Monday, January 18, 2010

The First Weekend of D.C.

Well, I'm finally here in D.C., coming to you after a long weekend of pounding the pavement, riding the Metro, and meeting a lot of new people. A lot of things are strange to me here: the concept of a Metro, for example, or the advice to not go about by yourself, stay away from certain areas, among others, but I think the one that gets me the most is the complete amnesia of a new place.

Save two people, no one here actually knows me, either by face or name. It's a curious thing, the ability to re-present yourself to an entirely new group, rewrite who you are.

That isn't to say that's what I'm doing. Lying isn't on the agenda here; taking the opportunity to try new things is.
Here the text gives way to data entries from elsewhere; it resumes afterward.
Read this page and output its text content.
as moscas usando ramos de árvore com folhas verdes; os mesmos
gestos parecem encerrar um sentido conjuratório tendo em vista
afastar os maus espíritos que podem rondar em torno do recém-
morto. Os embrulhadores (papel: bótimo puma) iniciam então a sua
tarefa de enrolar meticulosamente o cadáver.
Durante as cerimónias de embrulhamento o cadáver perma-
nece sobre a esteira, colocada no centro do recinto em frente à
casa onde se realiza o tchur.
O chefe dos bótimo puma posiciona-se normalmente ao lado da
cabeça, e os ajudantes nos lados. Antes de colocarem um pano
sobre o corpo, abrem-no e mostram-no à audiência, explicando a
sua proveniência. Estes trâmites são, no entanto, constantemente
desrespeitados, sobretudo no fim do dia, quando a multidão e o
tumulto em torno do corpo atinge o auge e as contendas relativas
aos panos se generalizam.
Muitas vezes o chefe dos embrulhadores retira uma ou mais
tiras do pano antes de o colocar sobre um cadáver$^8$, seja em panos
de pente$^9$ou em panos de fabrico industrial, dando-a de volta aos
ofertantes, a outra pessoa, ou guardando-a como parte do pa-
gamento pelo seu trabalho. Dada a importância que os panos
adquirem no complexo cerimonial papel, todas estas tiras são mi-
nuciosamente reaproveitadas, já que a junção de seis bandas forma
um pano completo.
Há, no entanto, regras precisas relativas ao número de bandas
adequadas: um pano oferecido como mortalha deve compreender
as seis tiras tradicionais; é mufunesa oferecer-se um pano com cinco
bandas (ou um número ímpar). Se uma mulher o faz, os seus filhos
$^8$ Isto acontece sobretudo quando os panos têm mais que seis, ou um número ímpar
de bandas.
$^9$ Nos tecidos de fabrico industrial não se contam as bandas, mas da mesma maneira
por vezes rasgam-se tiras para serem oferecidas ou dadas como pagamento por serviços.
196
Like being a good roommate, or being willing to talk about stuff you were either too embarrassed to talk about before. It's fantastic when new people become new friends, and those friendships develop--it's equally as good when you're just getting to know each other and your slate is empty.

Consider this: how often are we trapped by our own self-conceptions? Everyone sees themselves a certain way and act accordingly. At times, this becomes a license to continue hurtful habits. Hopefully, I'm not much into the practice of hurting people, but the example stands.

I've conceived of myself in the past four years as the cynical, sarcastic friend. These habits haven't managed to rid me of my friends, thank goodness, but the possibility of something else, of being a friend without being a cynic, or maybe genuinely expressing happiness or hope--with new people, that doesn't have to be known as the exception.

Perhaps in four months, when this is all over, I won't have changed a bit. I'll still be the cynic, the snarker, but as for right now, I like not being anyone at all.

Monday, January 04, 2010

New Year, Same Problems

I was trying to figure out what, exactly, should be the topic of my first entry of the new year (not to mention the first after a long hiatus). There've been quite a few things that have caught my eye, either positively or negatively, over the past weeks, but I settled on the one thing I can rant about: money.

I feel secure enough to say that at this point in my life I hate money. I hate bills. I hate the yawning gap of money that makes some feel as though they are worth more than others. I hate the lack of money that inspires desperate crimes. I hate that it is money more than anything else that makes me unsure about my future.

An English major isn't a ticket to security; my sophomore thought journalism would perhaps be a stabler option isn't exactly foolproof. Journalism is going through pains to define itself as an entity, and through this process jobs are being lost all over the world. The credibility of journalists has plummeted. Example #1: I don't watch CNN, NBC, or FOX for my news--I watch the Daily Show. And you know what? I trust Jon Stewart and that team more than the mainstream media. Yes, clearly, I have chosen a field rife with possibilities and secure in its foundations.

In ten days, I am expected to be in Washington, D.C., as an intern with a professional publication. Three problems: (1) I don't have a way of getting there. (2) I don't have the ability to pay for the deposit, or the books, or the food. (3) I am probably the least-experienced member of the internship program.

When I learned I was accepted into the program, I presumed that (3) would be my biggest problem, and it did plague me during the introduction season. But that's been pushed aside in the anxiety ring for the unfailingly consistent problem of money. I don't have it. My family doesn't have it. My bank doesn't have it. And I am tired of having a doubtful future because money rules the world.

I'm sighing, right now. I'm not an economist. And I know that right now is difficult for everyone, and far worse for others--in comparison to them, I should have no complaint. I live under a roof and have food to eat. And I know that money has to exist for a multitude of reasons in this world. But I'm sick of it, and sick at the prospect of what should be a great career opportunity being turned into another opportunity to fail financially.